Fish Oil and Depression: Beyond the Headlines

A recent study in the American Journal of Clinical Nutrition reports that a higher intake of omega-3 fatty acids from fish does not appear to reduce the risk for depression.   It’s the latest disappointment in a slew of recent studies finding that fish oil failed to help prevent or slow Alzheimers, atherosclerosis, atrial fibrulation, or kidney disease.

In a way, however, the part of this latest study that didn’t make the news is far more interesting than the headlines would suggest. Although a higher intake of fish oils did not ward off  depression, a higher ratio of omega-3 to omega-6 in the diet did.  Now that’s newsworthy.

In fact, it supports an argument I’ve been putting forth for some time: In order to get the benefits of omega-3 fats, we’d be better off cutting back on vegetable oils and other sources of omega-6 than popping fish oil capsules like bunch of deranged seals.

For a more detailed explanation of why this is the case (and how to go about it), please read or listen to my podcast: Fish Oils and Omega-3s.

15 thoughts on “Fish Oil and Depression: Beyond the Headlines

  1. “Although a higher intake of fish oils did not ward off depression, a higher ratio of omega-3 to omega-6 in the diet did. ”

    More specifically: a higher ratio of ALA, but not long-chain n-3 fatty acids, to LA in the diet.

    1. Yes, exactly right! It wasn’t the longer chain EPA and DHA that were found to be protective but a higher ratio of regular ol’ ALA to LA–which underscores the point I make in the podcast (linked above) that people who have lower LA intake get more benefit from vegetarian sources of omega-3 like flax and hemp!

  2. I am planning on sharing this article with my chiropractor friend. He has been trying to talk me into taking fish oils, but I haven’t been able to do it because of how they make you stink! He smells like something rotten when he sweats. I just couldn’t get myself to try it.

    I think they key that you point out about LOWERING your intake of the bad oils. That would benefit most people much more than taking a daily shot of stinky fish oil.

  3. @ Hypnobirthing – not sure what kind of fish oil he is taking, but I suggest you try Barlean’s Signature Fish Oil – 1 tsp – tastes great. I’ve taken Lovaza as well – no issues with either in regards to fish oil taste.

    And in regards to this study, just how much fish oil were they taking? Probably not enough to ward off depression. Usually, you need to be taking 6 + grams of EPA+DHA to ward off something like depression. Taking this much also improves that ratio, although I do agree that reducing Omega 6 is a key to this. Try the paleo diet – this will knock your Omega 6 intake down in a heartbeat. Have been on it for over 4 months now – blood sugars have returned to normal and rheumatoid arthritis is significantly better.


    1. Mark, it’s possible that a higher dose of fish oils might have been more effective in warding off depressing but wouldn’t reducing omega-6 be preferable (and cheaper) than taking handfuls of supplements to reach a “therapeutic dose”?

  4. Quite interesting. Thanks ND for delving into the details and sharing with us.

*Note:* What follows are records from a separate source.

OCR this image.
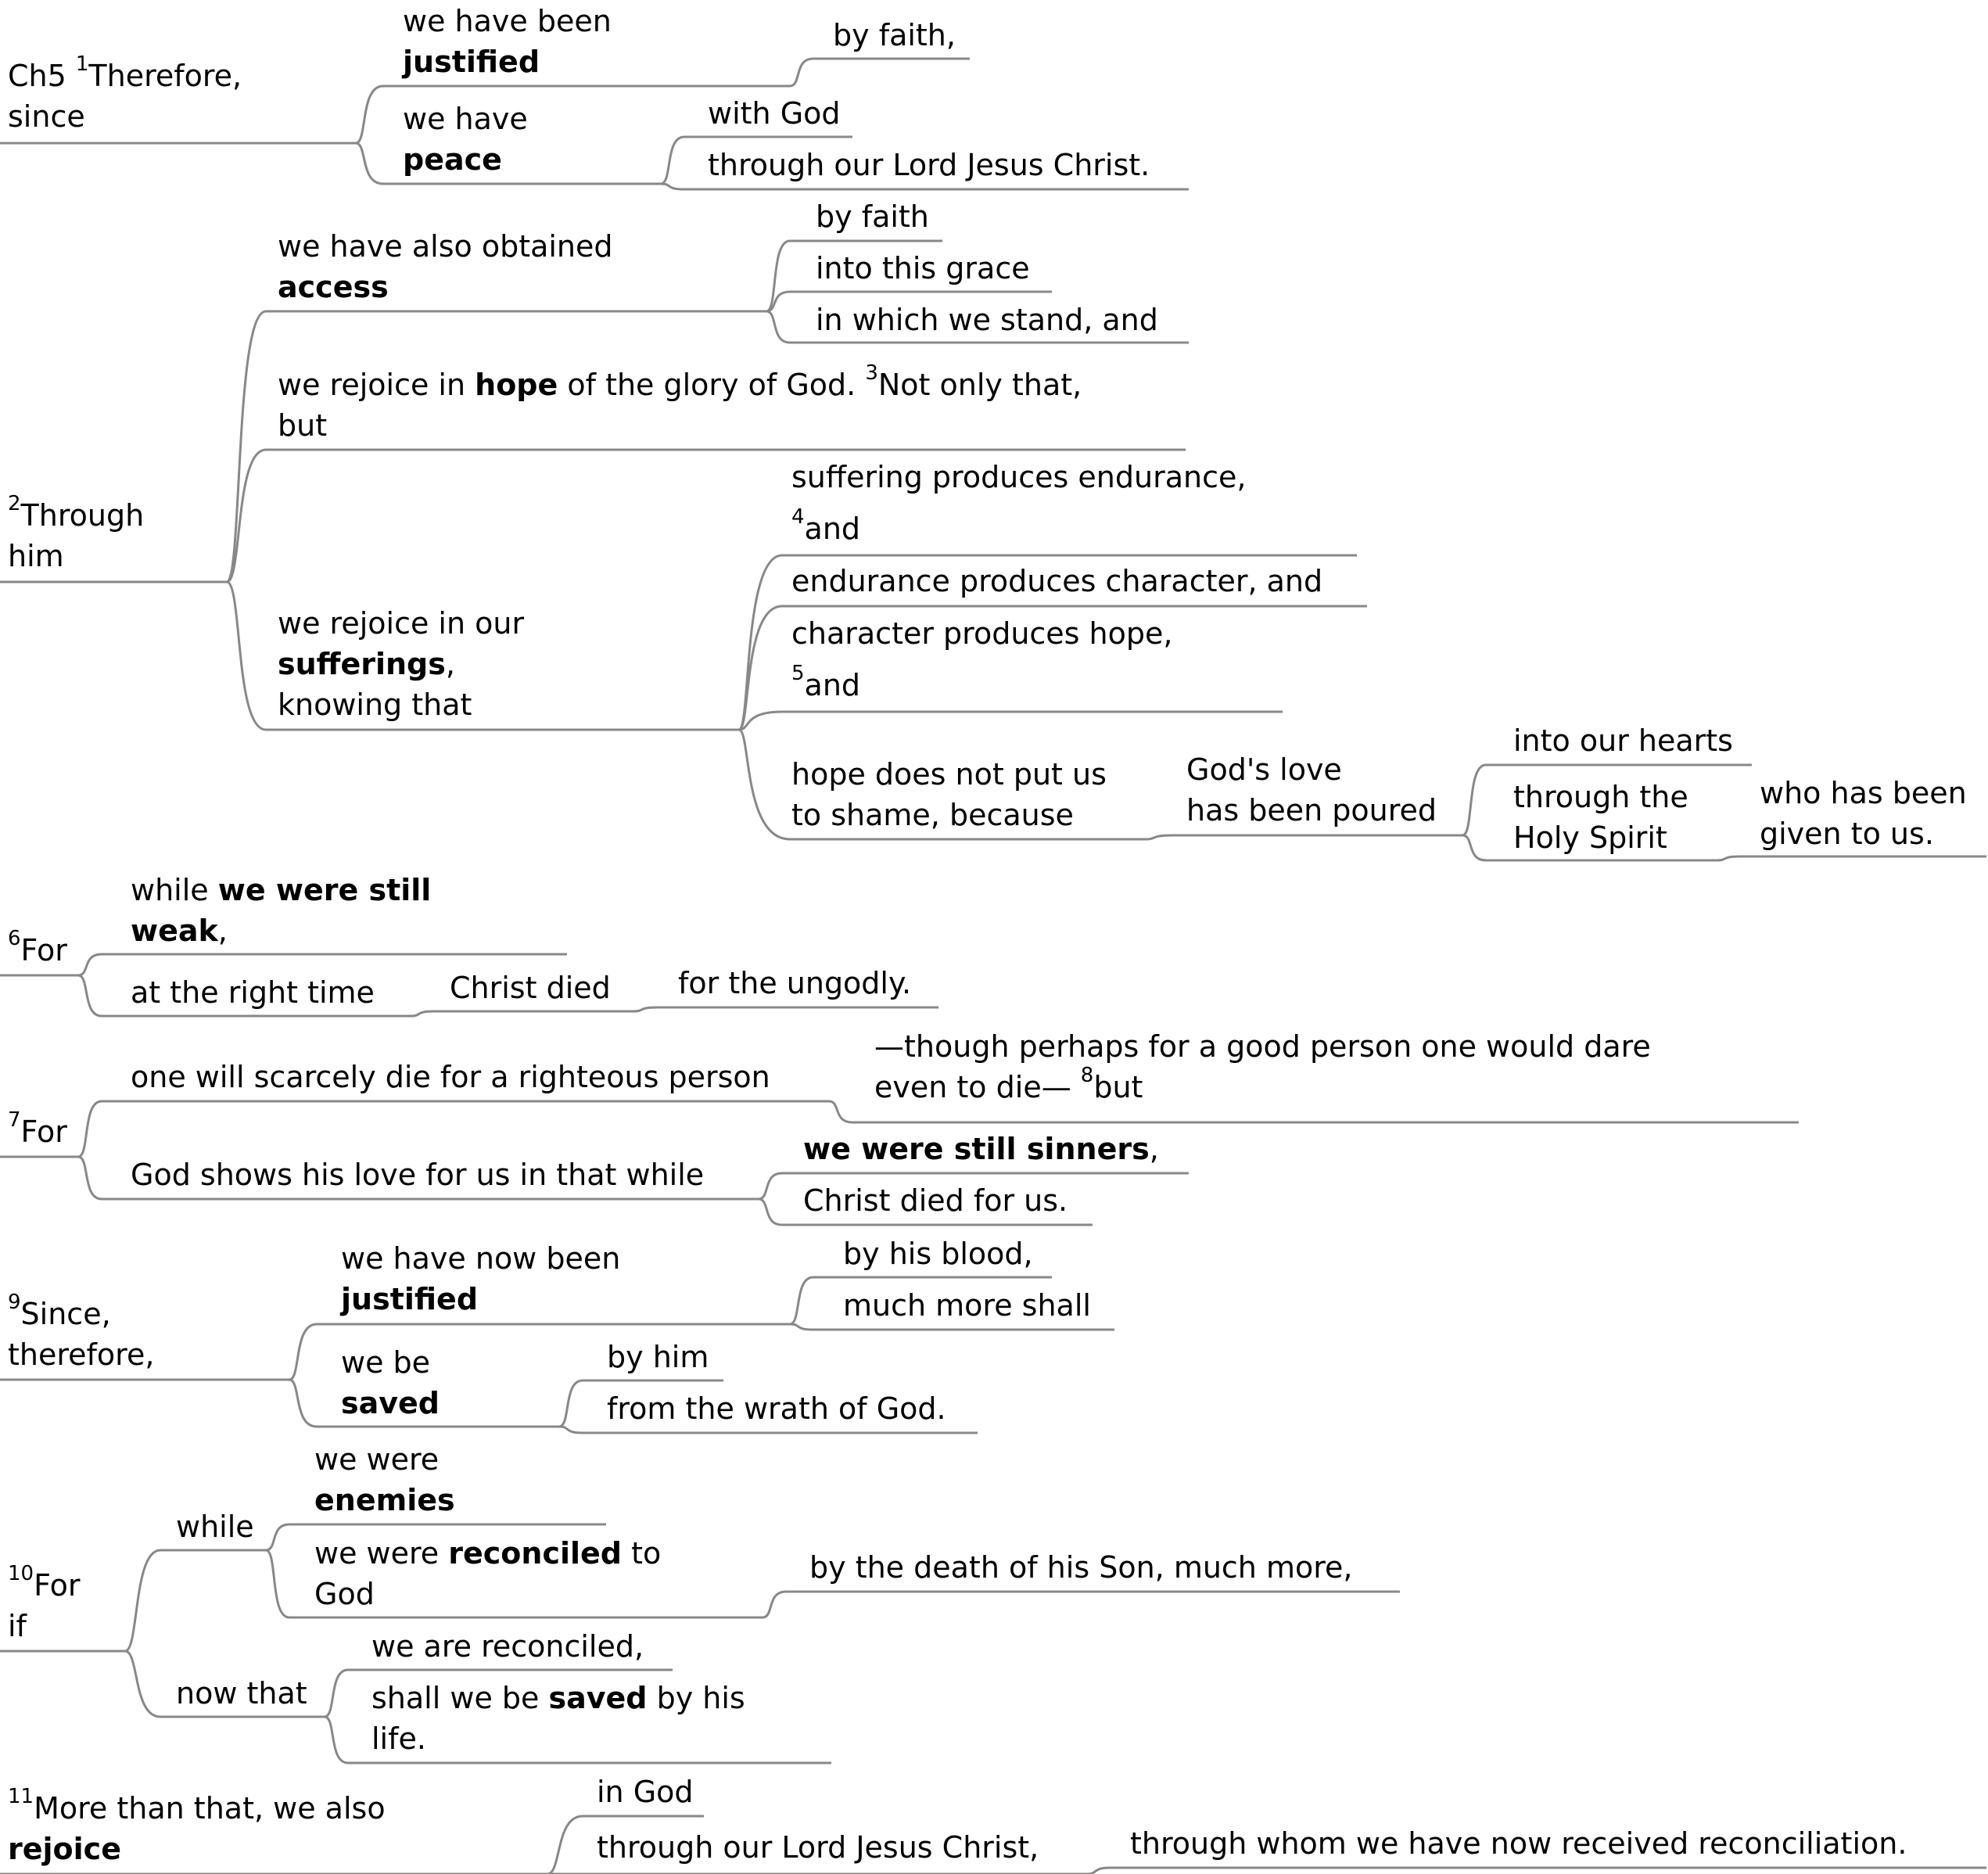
Ch5 $^1$Therefore, since
we have been justified
by faith,
we have peace
with God
through our Lord Jesus Christ.
$^2$Through him
we have also obtained access
by faith
into this grace
in which we stand, and
we rejoice in hope of the glory of God. $^3$Not only that, but
we rejoice in our sufferings, knowing that
suffering produces endurance, 4and
endurance produces character, and
character produces hope, 5and
hope does not put us to shame, because
God's love has been poured
into our hearts
through the Holy Spirit
who has been given to us.
$^6$For
while we were still weak,
at the right time	Christ died for the ungodly.
$^7$For
one will scarcely die for a righteous person
God shows his love for us in that while
—though perhaps for a good person one would dare even to die— $^8$but
we were still sinners,
Christ died for us.
$^9$Since, therefore,
we have now been justified
we be saved
by his blood,
much more shall
by him
from the wrath of God.
$^{10}$For if
while
now that
we were enemies
we were reconciled to God
by the death of his Son, much more,
we are reconciled,
shall we be saved by his life.
$^{11}$More than that, we also rejoice
in God
through our Lord Jesus Christ,	through whom we have now received reconciliation.
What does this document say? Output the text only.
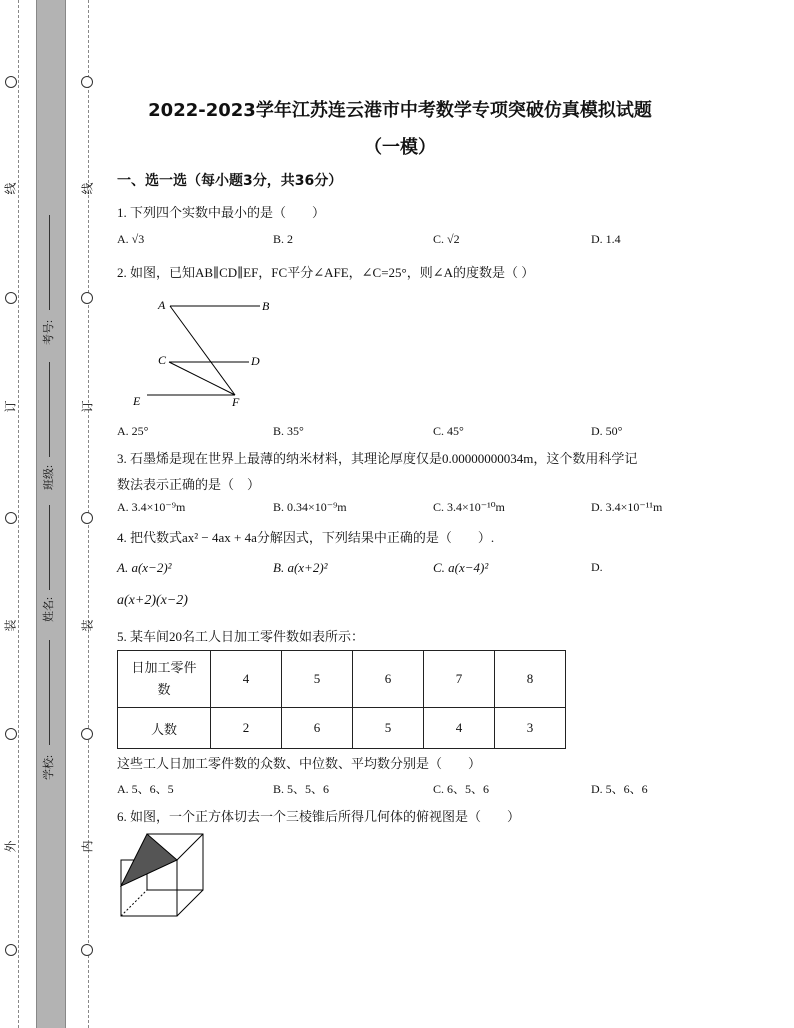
线
订
装
外
线
订
装
内
考号:
班级:
姓名:
学校:
2022-2023学年江苏连云港市中考数学专项突破仿真模拟试题
（一模）
一、选一选（每小题3分，共36分）
1. 下列四个实数中最小的是（　　）
A. √3	B. 2	C. √2	D. 1.4
2. 如图，已知AB∥CD∥EF，FC平分∠AFE，∠C=25°，则∠A的度数是（ ）
A	B
C	D
E	F
A. 25°	B. 35°	C. 45°	D. 50°
3. 石墨烯是现在世界上最薄的纳米材料，其理论厚度仅是0.00000000034m，这个数用科学记
数法表示正确的是（　）
A. 3.4×10⁻⁹m	B. 0.34×10⁻⁹m	C. 3.4×10⁻¹⁰m	D. 3.4×10⁻¹¹m
4. 把代数式ax² − 4ax + 4a分解因式，下列结果中正确的是（　　）.
A. a(x−2)²	B. a(x+2)²	C. a(x−4)²	D.
a(x+2)(x−2)
5. 某车间20名工人日加工零件数如表所示：
日加工零件
数	4	5	6	7	8
人数	2	6	5	4	3
这些工人日加工零件数的众数、中位数、平均数分别是（　　）
A. 5、6、5	B. 5、5、6	C. 6、5、6	D. 5、6、6
6. 如图，一个正方体切去一个三棱锥后所得几何体的俯视图是（　　）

High intake of omega-6 is the reason I’m a little leery of the conventional wisdom about the health benefits of eating so many nuts (especially walnuts which do have ALA, but are also loaded with omega-6, and have a pretty unattractive ratio of the two).

  5. Jim,
    Walnuts are like 4:1 , (Omega 6:3). Pecans are more like 20:1,even worse. Macadamia nuts are more like 1:1, but don’t have all the beneficial Omega 3 as do walnuts. A handful of walnuts on a salad is probably good for you and snacking on some macadamia nuts probably gives you some good fats without the overload of Omega 6

  6. Hi Mark,
    I guess my point about the walnuts is that most modern Americans eat a diet that’s already far too high in omega-6, and it’s possible that there’s some limit as to how much of this omega-6 can be “neutralized” by ALA. So if the goal is to lower the TOTAL consumption of omega-6, that may be hard to accomplish by adding walnuts which, per ounce, have about twice the omega-6 as any nearly any other nut out there (other than pine nuts which run a close second).